Parks Miller has yet to acknowledge any wrongdoing, instead defending herself and insisting that people are after her. In a statement given to the Centre Daily in March, she said, “Bottom line — Centre County has an independent woman DA and an office that gets the right results. They don’t like it. Get over it. Really. This is 2017.” (Parks Miller did not reply to requests for comment for this article.)
Her constituents don’t seem to be over it. For the May 16 primary election, many grass-roots groups have mobilized to block her re-election, arguing that she is unethical, dishonest, and overpunitive. Her tactic on punishment stands in contrast to a growing movement over the last year to rethink the mass incarceration model as a way to fight drug crimes. Consider this example: Lizzie Smeltzer died in 2014 of a heroin overdose in 2014; at the time she was with a male friend, Ryan Kemp. Parks Miller charged Kemp with “delivery of drugs leading to death,” a first-degree felony carrying a potential 40-year sentence. The Smeltzers repeatedly asked for leniency, believing that their daughter was the victim of addiction, not malice. Though Kemp had provided drugs to Lizzie, after she became unconscious Kemp, described as “an addict who liked a girl,” called 911 for help.
At sentencing, the Smeltzer family and experts requested leniency for Kemp. Lizzie’s father, Ken Smeltzer, described the charges as “a catch-all offense that gives prosecutors enormous power.” Her mother, Bonnie Smeltzer, asked for “restorative justice” and emphasized that Ryan should receive “help for a productive life.” Instead, Kemp was given four to 12 years in prison. Parks Miller’s actions in this case seem to stand in contrast with her own promotional materials for the election, in which she claims to care about “treating the addicts.”
Last week, Parks Miller had a preliminary hearing in another overdose case—that of Corinne Pena, who was found dead in February 2016 on the side of the road. Parks Miller charged two women with “delivery of drugs resulting in death,” one with a lighter charge as an accomplice and the other with harsher charges that mean she could face a life sentence.
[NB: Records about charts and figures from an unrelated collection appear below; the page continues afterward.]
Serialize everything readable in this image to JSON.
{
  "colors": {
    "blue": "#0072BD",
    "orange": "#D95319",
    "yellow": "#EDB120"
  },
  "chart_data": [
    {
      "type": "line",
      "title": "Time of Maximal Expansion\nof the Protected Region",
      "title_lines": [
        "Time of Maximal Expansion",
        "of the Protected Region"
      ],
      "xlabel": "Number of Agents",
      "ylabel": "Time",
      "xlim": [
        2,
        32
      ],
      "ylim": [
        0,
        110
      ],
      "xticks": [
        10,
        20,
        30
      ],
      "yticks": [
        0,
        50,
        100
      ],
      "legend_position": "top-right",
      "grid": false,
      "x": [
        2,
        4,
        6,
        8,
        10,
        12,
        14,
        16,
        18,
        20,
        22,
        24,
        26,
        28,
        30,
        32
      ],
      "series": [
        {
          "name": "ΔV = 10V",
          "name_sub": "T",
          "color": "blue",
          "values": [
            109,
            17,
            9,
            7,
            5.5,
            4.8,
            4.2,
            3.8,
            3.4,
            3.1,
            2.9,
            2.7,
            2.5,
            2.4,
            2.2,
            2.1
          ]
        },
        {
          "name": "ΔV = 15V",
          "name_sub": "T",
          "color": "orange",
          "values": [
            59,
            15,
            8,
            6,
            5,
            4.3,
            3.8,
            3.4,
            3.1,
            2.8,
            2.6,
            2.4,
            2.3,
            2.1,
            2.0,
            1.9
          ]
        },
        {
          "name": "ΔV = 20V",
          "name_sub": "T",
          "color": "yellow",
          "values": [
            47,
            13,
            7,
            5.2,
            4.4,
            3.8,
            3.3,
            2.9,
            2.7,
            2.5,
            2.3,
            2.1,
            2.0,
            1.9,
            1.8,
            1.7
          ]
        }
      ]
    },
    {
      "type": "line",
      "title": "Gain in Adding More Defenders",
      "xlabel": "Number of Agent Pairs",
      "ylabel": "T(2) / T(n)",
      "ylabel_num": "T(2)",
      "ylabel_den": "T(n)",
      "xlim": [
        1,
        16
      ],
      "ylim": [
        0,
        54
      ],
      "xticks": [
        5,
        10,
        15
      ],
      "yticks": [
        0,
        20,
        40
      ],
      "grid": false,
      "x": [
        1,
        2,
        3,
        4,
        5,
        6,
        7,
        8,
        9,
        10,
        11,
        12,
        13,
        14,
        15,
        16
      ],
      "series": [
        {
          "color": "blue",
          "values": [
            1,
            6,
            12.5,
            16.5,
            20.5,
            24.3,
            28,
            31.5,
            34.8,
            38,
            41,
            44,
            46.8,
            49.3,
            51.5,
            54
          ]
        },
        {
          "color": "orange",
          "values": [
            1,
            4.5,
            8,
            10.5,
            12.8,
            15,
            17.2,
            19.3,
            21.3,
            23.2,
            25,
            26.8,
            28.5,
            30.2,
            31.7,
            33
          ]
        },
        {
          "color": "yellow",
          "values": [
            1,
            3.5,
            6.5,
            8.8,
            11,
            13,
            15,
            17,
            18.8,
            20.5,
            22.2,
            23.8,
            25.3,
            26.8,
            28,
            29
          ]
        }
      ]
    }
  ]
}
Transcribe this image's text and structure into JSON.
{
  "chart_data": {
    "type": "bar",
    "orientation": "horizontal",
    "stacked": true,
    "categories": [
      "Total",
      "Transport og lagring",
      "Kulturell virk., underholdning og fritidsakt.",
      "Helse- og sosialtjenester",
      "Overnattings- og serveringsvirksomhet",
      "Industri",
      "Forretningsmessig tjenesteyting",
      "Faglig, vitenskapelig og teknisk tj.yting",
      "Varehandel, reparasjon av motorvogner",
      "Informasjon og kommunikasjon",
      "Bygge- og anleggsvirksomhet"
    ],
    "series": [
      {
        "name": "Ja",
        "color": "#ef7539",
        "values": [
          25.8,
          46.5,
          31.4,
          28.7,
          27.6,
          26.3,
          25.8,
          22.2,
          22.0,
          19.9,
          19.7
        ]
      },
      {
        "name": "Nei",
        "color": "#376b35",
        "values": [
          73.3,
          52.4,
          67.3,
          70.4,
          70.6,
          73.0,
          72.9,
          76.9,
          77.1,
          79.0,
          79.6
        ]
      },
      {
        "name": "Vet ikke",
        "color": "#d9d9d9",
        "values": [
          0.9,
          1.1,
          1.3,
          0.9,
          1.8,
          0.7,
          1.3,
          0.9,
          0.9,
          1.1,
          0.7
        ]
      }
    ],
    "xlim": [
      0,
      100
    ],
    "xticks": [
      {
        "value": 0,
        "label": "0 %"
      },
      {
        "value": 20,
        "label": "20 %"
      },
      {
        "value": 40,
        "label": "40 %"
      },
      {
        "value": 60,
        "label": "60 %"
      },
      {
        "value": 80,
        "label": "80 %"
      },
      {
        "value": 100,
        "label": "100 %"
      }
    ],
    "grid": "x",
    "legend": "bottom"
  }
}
Attorneys have filed dozens of complaints against her with the Disciplinary Board of the Supreme Court of Pennsylvania, but the board has not ruled on any of them, and no formal action has been taken. It’s difficult to prove misconduct against elected prosecutors.
On Tuesday, Parks Miller faces off against Cantorna in the Democratic primary. It’s a critical election for criminal justice reform advocates in Centre County, but it’s not unheard of for prosecutors—even corrupt ones—to be elected again and again because they are tough on crime. For those who disapprove of Parks Miller’s conduct, Tuesday might be their only opportunity to get her out of office.